Recent Studies Demonstrate Net Metering Benefit for Ratepayers in CA, NY, VT and TX; Are you listening Indiana?

Posted by Laura Arnold  /   February 12, 2013  /   Posted in Uncategorized  /   No Comments

Dear IndianaDG Readers:

Are you or your customers and clients still experiencing problems with Net Metering? If you are IndianaDG wants to know about it. Whether you are experiencing problems with an REMC, municipal electric utility or an investor-owned utility we want to know. Many electric utility customers want expanded net metering to address aggregate net metering, virtual net metering or community energy systems or third party financing. Many others in rural parts of Indiana just want true net metering rather than net billing.

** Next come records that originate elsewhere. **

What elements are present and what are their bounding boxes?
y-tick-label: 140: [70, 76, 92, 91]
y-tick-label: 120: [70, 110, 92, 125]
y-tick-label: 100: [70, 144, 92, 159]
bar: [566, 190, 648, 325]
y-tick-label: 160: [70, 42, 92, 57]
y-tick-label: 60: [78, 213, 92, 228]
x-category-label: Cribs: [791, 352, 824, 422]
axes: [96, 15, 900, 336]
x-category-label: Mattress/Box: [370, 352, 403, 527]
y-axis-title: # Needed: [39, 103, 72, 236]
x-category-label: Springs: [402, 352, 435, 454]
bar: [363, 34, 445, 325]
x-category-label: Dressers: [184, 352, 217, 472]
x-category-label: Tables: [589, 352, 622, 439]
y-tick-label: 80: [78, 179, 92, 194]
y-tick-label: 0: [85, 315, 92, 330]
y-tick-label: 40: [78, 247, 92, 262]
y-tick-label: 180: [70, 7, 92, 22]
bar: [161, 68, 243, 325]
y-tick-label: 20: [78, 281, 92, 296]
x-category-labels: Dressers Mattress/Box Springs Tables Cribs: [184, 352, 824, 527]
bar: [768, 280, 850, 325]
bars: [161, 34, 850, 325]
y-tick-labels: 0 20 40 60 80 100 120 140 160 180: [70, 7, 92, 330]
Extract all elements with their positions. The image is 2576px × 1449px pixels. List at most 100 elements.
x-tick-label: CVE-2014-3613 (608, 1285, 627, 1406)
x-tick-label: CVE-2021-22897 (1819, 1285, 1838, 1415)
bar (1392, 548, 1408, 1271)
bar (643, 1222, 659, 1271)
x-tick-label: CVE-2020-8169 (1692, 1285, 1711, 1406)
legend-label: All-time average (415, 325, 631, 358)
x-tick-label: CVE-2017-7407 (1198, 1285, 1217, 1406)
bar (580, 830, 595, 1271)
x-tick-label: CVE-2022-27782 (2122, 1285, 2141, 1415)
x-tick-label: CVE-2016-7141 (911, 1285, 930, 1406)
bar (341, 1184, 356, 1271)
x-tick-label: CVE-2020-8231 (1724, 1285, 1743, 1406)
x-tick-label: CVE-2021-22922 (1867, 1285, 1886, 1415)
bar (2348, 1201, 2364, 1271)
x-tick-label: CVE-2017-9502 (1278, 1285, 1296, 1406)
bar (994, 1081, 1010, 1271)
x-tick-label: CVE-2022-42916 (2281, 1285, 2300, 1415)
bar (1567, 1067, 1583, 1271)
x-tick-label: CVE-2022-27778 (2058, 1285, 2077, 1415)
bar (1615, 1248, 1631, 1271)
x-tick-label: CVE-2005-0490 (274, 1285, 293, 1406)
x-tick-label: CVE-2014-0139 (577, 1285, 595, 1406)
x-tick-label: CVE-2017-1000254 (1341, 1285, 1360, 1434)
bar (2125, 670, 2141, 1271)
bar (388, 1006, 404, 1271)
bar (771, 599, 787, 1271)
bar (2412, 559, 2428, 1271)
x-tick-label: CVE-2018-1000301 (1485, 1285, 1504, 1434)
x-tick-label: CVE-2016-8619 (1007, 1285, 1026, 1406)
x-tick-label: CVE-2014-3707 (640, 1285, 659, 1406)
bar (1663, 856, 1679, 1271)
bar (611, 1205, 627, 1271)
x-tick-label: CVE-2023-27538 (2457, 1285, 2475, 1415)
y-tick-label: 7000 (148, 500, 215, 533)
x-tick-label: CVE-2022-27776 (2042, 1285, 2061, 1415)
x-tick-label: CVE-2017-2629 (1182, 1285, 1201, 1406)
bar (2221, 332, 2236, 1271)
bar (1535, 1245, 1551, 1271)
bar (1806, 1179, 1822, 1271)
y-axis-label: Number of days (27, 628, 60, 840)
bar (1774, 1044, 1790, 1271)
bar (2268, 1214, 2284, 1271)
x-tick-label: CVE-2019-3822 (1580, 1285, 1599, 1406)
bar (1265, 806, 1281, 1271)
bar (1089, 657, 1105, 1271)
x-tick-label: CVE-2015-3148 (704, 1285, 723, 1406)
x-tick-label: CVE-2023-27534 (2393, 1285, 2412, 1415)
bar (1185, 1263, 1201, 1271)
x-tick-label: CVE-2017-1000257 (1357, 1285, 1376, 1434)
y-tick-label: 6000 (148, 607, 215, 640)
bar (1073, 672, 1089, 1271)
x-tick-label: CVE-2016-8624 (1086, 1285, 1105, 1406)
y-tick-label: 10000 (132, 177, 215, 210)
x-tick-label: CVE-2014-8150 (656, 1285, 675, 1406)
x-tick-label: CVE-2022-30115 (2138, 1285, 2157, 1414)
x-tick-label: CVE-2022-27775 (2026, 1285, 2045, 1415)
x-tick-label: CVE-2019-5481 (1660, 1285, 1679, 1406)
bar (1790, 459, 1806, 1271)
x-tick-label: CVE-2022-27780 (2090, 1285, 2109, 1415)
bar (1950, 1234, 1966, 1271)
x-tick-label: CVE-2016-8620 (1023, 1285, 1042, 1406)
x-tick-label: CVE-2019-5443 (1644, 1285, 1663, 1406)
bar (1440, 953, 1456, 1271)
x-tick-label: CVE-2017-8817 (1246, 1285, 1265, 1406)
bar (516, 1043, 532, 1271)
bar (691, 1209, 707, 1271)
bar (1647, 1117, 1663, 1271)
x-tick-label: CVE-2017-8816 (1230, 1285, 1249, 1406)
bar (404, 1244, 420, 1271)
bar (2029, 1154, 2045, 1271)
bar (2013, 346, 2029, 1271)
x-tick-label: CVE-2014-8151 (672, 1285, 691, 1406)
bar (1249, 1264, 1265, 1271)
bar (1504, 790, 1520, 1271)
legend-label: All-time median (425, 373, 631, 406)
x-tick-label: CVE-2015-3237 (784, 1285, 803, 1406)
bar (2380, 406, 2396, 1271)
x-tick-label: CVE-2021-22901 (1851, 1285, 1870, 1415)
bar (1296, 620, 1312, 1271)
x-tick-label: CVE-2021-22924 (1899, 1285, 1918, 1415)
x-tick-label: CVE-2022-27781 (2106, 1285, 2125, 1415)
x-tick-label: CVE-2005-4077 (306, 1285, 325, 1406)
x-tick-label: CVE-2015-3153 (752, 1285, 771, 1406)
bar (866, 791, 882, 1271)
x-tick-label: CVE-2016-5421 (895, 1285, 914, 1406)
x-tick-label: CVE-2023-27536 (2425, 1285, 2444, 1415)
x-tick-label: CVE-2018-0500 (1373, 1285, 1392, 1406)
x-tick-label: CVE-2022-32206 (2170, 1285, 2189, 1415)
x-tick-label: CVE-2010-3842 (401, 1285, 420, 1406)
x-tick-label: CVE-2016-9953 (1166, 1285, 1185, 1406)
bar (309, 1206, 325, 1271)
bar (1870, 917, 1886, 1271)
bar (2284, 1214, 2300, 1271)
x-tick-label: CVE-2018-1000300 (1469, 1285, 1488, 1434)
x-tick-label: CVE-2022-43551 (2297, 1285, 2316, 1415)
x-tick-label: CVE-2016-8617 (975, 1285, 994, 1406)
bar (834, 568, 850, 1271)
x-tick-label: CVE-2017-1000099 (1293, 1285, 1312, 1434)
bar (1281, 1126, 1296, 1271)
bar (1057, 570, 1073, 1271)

Progress on these issues can seem and is often slow but change is possible if we work together. The first step is for you to tell me your story and then see if we can develop and implement a game plan. Email me at Laura.Arnold@indianaDG.net to schedule a time we can talk.

Laura Ann Arnold

By Andrew Savage January 21, 2013   |  4 Comments

The body of evidence that demonstrates the benefits of solar net metering to retail electric customers continues to grow.

From California and Texas to New York and now Vermont, there is a growing stack of reports that make the financial case for greater deployment of distributed solar generation and net metering.

On the same day that a Vote Solar Initiative report was released, which found that in California solar net metering provides over $92 million in annual benefits to ratepayers, a newly published Vermont report echoed the same growing body of evidence that documents the benefits of solar net metering.

A recent report on New York found that solar PV delivers between a 15-cent and 40-cent benefit to ratepayers and taxpayers.  Another report from Texas by the analysts at the The Brattle Group found that the total customer benefits of adding solar capacity in the Lone Star State was valued at more than $520 million.

The Vermont legislature charged the report author, the Vermont Department of Public Service, with determining if there is a cross-subsidization with net metering and other retail customers and to examine any benefits or cost of net metering systems to the distribution and transmission system. The report found that solar net metering is a net-positive for the state — a 4-kW PV fixed system provides a 4.3-cent net societal benefit per kWh generated, and a 4-kW 2-axis PV system provides a net 3.3-cent benefit.  A similar conclusion was made for 100kW net metered PV systems.  The report addresses the specific ratepayer benefit as well as the statewide, societal benefit.

This conclusion comes even with Vermont’s statewide solar incentive program factored in, which provides an average 20-cent per kilowatt hour value of solar, or an average solar incentive across the state of 5.3 cents above residential retail electric rates.

The report outlines the calculable benefits of solar net metering, primarily:

  • Avoided energy costs, including costs of line loses, capacity costs, and avoided internalized greenhouse gas emission costs
  • Avoided regional transmission costs
  • Avoided in-state transmission and distribution costs
  • Solar’s coincidence with times of peak demand and market price suppression

An additional benefit explicitly not covered in the study is the economic multiplier associated with the local investment and job creation created from the local manufacturing and installation of net metering systems.  The report also didn’t cover the statewide benefit of retaining more dollars locally.

Net metering in Vermont has grown by a factor of four since 2008, with solar accounting for 88 percent of all net metering systems.  According to the report, most of these systems, or 59 percent, are less than 5kW, and 85 percent are under 10kW.  (Vermont recently passed a efficient, first-in-the-nation solar registration program for permitting solar systems 10kW and below.)  Even with the growth of net metering in the state, net metering systems still produce less than 1 percent of the 35 GWh of power Vermont uses each year.

Andrew Savage is on the management team of AllEarth Renewables, the Vermont manufacturer of the dual-axis AllSun Tracker.